Creativity and risk
There can be no real creativity without taking risks. Of course, there are a lot of good things a person can do who doesn’t want to take risks as well. Study, practice, developing skills, learning about relevant things – this doesn’t have to feel risky not least because we never have to share it.
There is a school of thought that says we should create purely for ourselves, driven by our own passion and inspiration and to hell with what anyone else thinks. Many creators we now think of as great were not valued in their own lifetimes. There’s another school of thought that says a piece is not complete until it has an audience and that the audience is co-creator of the finished work. Without someone to interact with a piece, an important part is missing. This is more how I feel about things.
When we set out to create, the idea of impacting on another human tends to be part of the mix. We want to move them, and we’ll probably know how we want them to feel. Write a horror novel and you want to scare your reader, and maybe gross them out and give them nightmares. Write erotica and you want to give them some hot flushes, and so on and so forth. Most of us, at heart, want to be liked, and want what we make to be liked, because that’s validating. And on a practical note, people who like what you do are more likely to pay for it, and this leads to being able to eat. Living only for your muse is fine if someone else is paying the bills, but most of us don’t have that option.

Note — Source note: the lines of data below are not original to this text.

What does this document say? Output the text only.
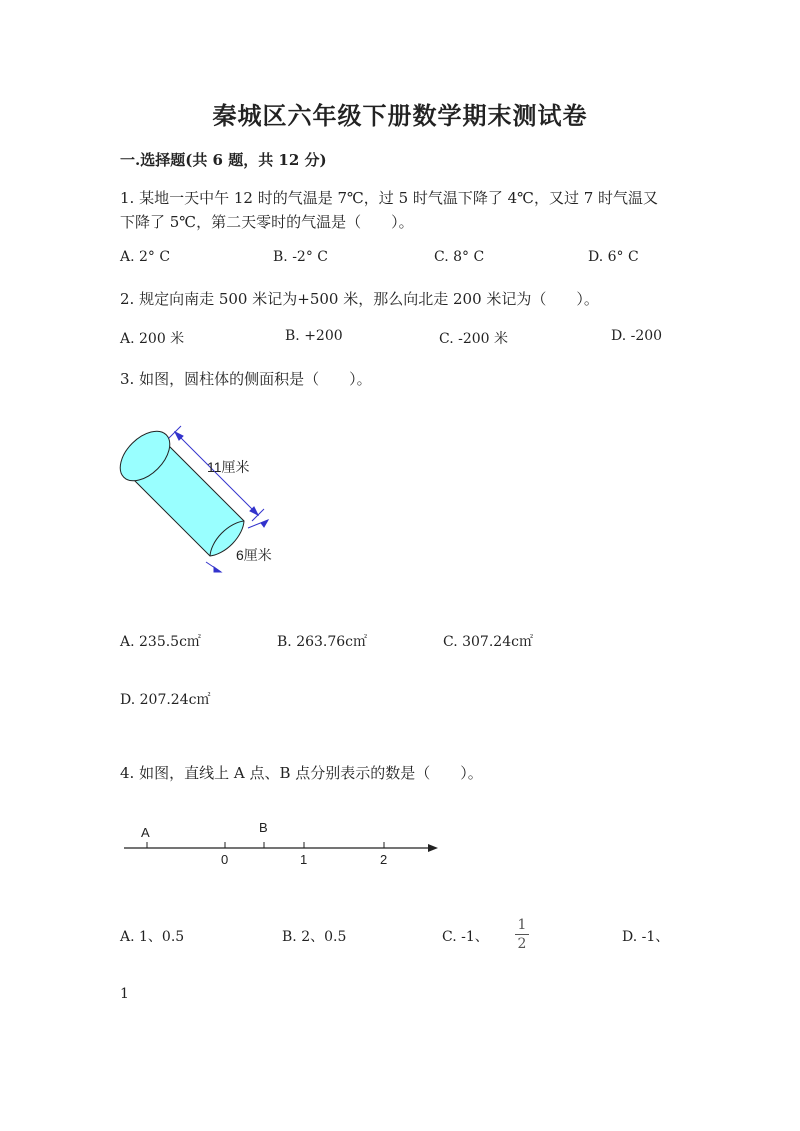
秦城区六年级下册数学期末测试卷
一.选择题(共 6 题，共 12 分)
1. 某地一天中午 12 时的气温是 7℃，过 5 时气温下降了 4℃，又过 7 时气温又
下降了 5℃，第二天零时的气温是（　　）。
A. 2° C	B. -2° C	C. 8° C	D. 6° C
2. 规定向南走 500 米记为+500 米，那么向北走 200 米记为（　　）。
A. 200 米	B. +200	C. -200 米	D. -200
3. 如图，圆柱体的侧面积是（　　）。
11厘米
6厘米
A. 235.5c㎡	B. 263.76c㎡	C. 307.24c㎡
D. 207.24c㎡
4. 如图，直线上 A 点、B 点分别表示的数是（　　）。
A	B
0	1	2
A. 1、0.5	B. 2、0.5	C. -1、
1
2	D. -1、
1
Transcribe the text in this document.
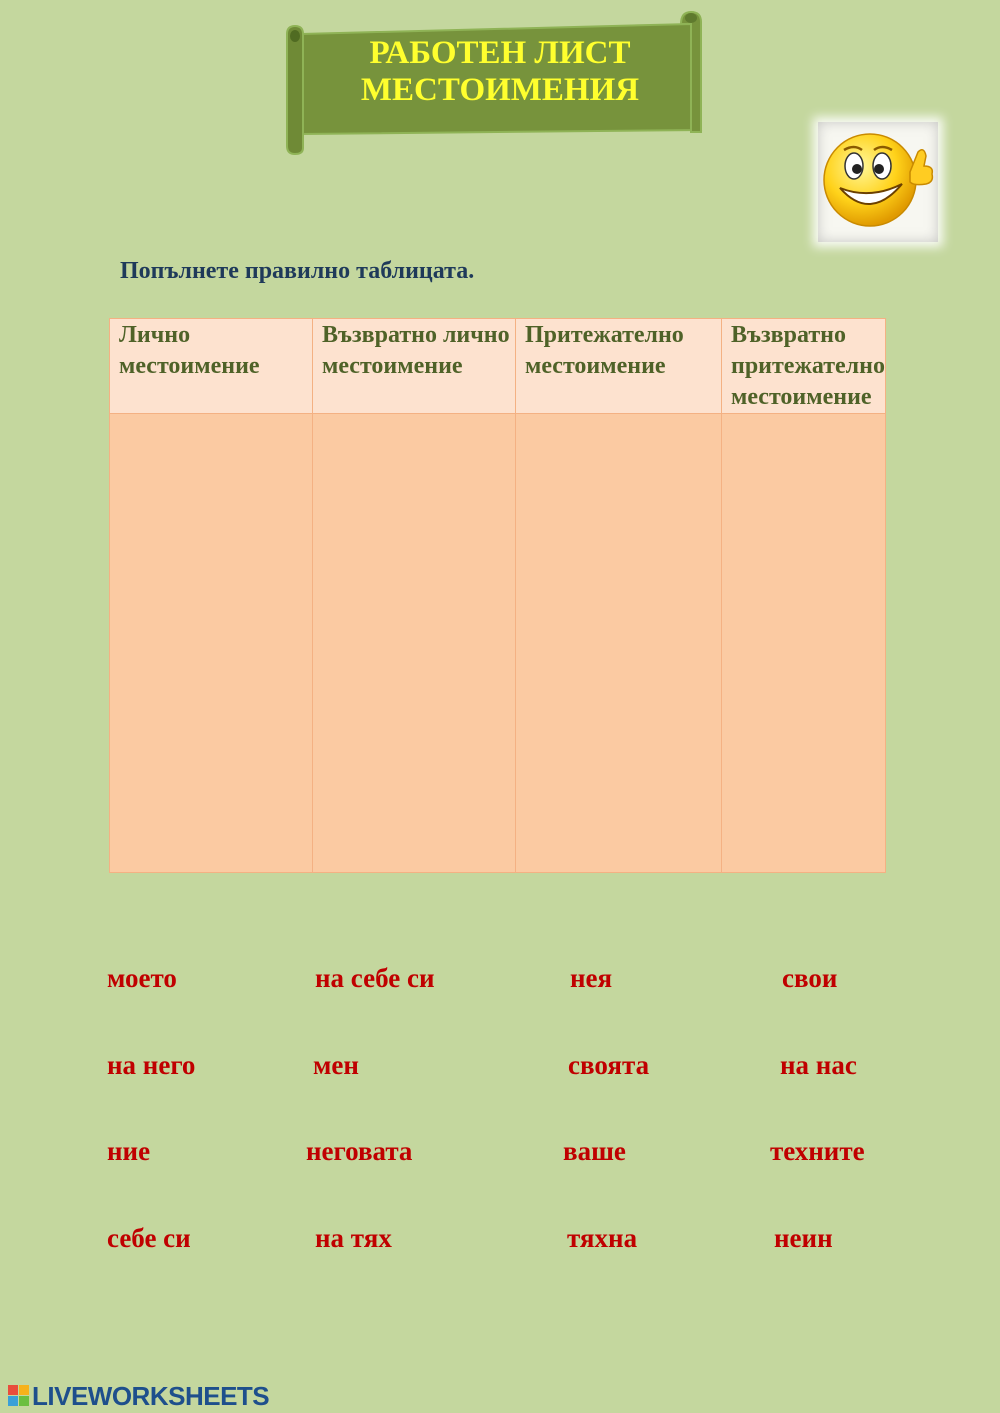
РАБОТЕН ЛИСТ
МЕСТОИМЕНИЯ
Попълнете правилно таблицата.
Лично местоимение	Възвратно лично местоимение	Притежателно местоимение	Възвратно притежателно местоимение

моето	на себе си	нея	свои
на него	мен	своята	на нас
ние	неговата	ваше	техните
себе си	на тях	тяхна	неин
LIVEWORKSHEETS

No matter how good you are, there will always be someone who doesn’t like it. That’s inevitable. Many people deal with the pain of bad reviews and negative feedback by having some people they trust, who like them. It’s a lovely thing to create for people who get what you do and are going to enjoy it. Of course, finding those people can be a messy trial and error process. How much risk can you take on that journey? How much negative feedback can you bear? Is there a point when a person should admit defeat and quit? Or should we never give up? I don’t know.
I come back to this blog, always. I’ve been through more cycles of despair than I care to count – it’s really tough in the creative industries at the moment without any personal angst on top of that. I have plenty of personal angst, too. I’ve wobbled repeatedly, and every time I’ve wobbled, people have come back and asked me to keep this blog going. It’s not my most creative work, it’s not a means to anything else, but it’s wanted, and I would rather put something wanted into the world than not. There are still days when blogging feels like a risk – too much exposure, too much vulnerability – but it’s useful, and that keeps me going.

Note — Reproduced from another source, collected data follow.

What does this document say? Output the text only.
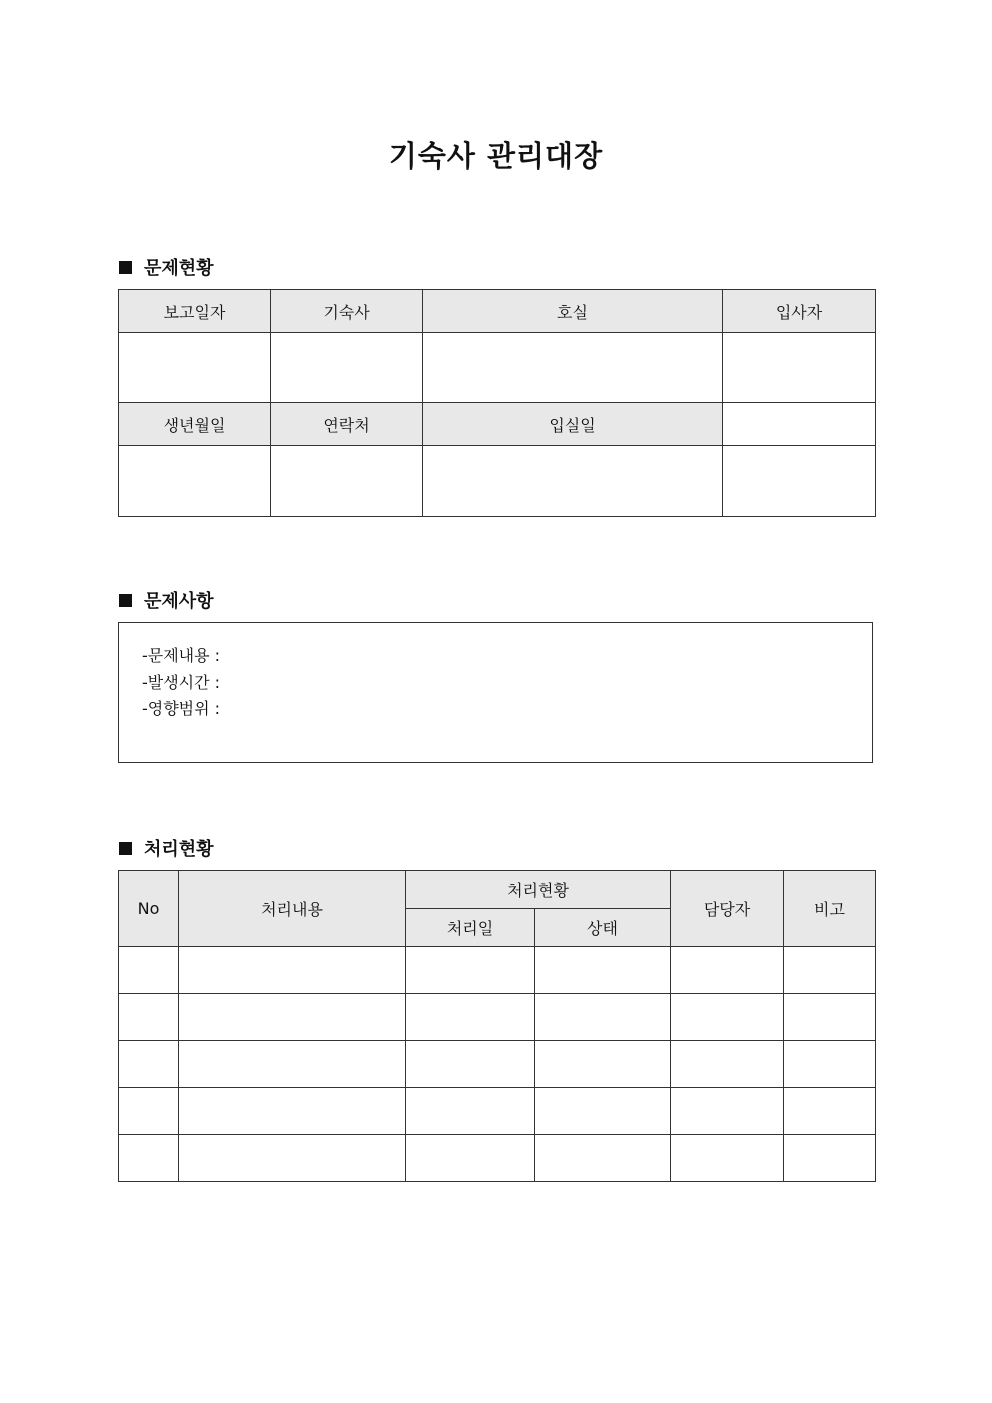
기숙사 관리대장
문제현황
보고일자	기숙사	호실	입사자

생년월일	연락처	입실일	

문제사항
-문제내용 :
-발생시간 :
-영향범위 :
처리현황
No	처리내용	처리현황		담당자	비고
		처리일	상태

So, thank you to those of you who keep coming back, keep commenting, keep saying that you find this useful. When I can’t write anything else, I push myself to write this, and there are times when it’s the only even slightly creative thing I do. I believe firmly that every human should have the right and the space to create, but that’s difficult unless we hold those spaces for each other. Thank you for turning this space into something meaningful for me.